Today is Ash Wednesday, a traditional moment in the Christian calendar when everyone considers his or her sins and makes a commitment of self-examination for a time before the celebration of Easter.
During this time of self-examination, called Lent, Christians make a conscious commitment to prune back those behaviors and actions that have hurt ourselves and others, either by refraining from them, or actively correcting them.
Many people also fast from certain very enjoyable foods or drink. Among the most popular is meat, chocolate, and alcohol. (Watermelon is also popular among the less serious among us.)
I submit that we are at our own national Ash Wednesday.
Many or most of us are having to fast from things we have enjoyed, whether it be shopping, restaurant meals, or travel.
We also must, collectively and individually, take a look at those things we can do to better our finances and help others, too.
In addition to our cutting back, however, we might also want to refrain from
- excessive fear
- too little spending
Though no one's job is perfectly safe, if we all decide we must have 2 years' of savings in the bank before we spend again, eventually no one will have a job except the security guard at the bank.
Last weekend I and a companion went out to a folk art show. Usually, said my companion, the show is so crowded you can't turn around.
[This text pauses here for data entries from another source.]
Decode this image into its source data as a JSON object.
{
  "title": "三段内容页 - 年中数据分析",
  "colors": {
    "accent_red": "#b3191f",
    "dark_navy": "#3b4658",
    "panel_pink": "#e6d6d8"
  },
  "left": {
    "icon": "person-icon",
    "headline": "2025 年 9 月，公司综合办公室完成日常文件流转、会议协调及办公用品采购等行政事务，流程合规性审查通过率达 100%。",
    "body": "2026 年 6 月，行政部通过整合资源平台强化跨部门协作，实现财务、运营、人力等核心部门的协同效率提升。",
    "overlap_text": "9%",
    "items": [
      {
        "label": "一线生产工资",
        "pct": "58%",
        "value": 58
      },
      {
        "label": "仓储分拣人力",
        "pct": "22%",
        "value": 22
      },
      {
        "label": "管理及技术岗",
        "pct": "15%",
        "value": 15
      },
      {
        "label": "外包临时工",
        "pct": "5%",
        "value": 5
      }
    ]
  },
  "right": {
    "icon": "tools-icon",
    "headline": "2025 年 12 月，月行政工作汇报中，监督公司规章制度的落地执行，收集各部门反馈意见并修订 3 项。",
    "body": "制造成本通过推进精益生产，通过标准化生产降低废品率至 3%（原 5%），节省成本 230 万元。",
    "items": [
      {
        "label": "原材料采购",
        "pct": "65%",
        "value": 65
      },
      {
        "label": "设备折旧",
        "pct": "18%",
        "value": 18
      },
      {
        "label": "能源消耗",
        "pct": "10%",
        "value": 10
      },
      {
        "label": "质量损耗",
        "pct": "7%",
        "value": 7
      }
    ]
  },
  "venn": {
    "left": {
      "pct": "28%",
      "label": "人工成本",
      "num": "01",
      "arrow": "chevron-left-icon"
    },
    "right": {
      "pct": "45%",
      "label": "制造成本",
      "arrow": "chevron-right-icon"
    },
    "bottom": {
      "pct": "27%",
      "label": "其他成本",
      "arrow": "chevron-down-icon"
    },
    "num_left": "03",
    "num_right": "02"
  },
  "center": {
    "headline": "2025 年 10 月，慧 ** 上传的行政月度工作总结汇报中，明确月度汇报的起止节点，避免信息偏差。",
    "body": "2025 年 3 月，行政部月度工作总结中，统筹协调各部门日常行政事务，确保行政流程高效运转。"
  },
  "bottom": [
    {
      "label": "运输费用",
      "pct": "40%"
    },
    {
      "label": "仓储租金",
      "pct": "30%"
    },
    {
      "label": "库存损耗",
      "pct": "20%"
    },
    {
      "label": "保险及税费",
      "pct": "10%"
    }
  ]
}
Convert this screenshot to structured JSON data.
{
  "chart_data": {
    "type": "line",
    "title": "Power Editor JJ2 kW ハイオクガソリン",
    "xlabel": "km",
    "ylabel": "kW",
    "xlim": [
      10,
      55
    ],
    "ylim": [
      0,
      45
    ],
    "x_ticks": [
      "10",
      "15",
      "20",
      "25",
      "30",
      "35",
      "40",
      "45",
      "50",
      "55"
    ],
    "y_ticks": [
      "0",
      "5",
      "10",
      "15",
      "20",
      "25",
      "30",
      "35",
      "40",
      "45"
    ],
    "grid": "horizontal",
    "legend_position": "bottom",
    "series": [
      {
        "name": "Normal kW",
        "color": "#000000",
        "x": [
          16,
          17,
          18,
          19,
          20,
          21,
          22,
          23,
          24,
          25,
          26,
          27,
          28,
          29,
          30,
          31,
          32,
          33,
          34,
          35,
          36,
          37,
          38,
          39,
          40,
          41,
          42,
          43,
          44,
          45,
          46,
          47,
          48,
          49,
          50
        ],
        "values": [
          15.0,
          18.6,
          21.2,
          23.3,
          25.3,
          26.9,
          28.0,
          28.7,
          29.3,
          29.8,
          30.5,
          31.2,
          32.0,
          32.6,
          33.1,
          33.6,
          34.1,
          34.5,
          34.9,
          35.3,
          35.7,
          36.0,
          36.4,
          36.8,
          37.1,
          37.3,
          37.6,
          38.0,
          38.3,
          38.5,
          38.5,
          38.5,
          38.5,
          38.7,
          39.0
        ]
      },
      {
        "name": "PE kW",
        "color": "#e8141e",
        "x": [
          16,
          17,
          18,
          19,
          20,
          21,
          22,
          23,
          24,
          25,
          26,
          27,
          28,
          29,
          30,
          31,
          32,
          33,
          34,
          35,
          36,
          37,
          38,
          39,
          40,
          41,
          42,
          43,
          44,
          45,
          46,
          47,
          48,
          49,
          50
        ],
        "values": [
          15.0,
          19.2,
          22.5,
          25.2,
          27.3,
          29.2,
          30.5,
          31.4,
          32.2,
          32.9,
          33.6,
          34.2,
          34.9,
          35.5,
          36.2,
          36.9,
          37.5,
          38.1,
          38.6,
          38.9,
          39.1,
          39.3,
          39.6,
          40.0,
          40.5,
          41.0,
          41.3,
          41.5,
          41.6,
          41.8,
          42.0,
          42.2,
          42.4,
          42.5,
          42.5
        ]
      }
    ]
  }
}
This year it was crowded, but the artists were not too busy to talk.
I always feel a quiet, positive vibe around artists, which is probably why I am irresistibly attracted to female artists. These pieces, too, were mostly gentle and whimsical. There was a fair amount of tourist art-- that is, stuff the artists knew would sell, and made a lot of.
But there was the occasional piece that was one of a kind, and this is what I bought.
The medium is antique journal paper. There is handwriting on the journal, clearly notes from a nineteenth- or early-twentieth century American history class. There is a list of southern Indian tribes, including the Cherokees, Creeks, Choctaws, and Chickasaws.
On this medium the author has created his own copy of an ancient Middle Eastern winged thunder god, either Sumerian or Babylonian or Assyrian, something of that nature. The drawing is in pen and ink, with wonderful cross-hatching and color.
I asked the artist, Gabriel Shaffer, what he was thinking about when he created it. He didn't have much of an answer, though he said that his grandmother was full-blood Cherokee, which might have motivated him to use that particular journal page for the piece.
I loved this, though I haven't fully figured out what I want it to mean.
The point is that I didn't really have the money to spare to buy this piece. But I did anyway. Because we all need to make money. We all need to encourage each other. We don't need to buy a 12-bedroom house for $3.5 million at 17.9% interest with no money down. But art-- now there's something that helps everyone.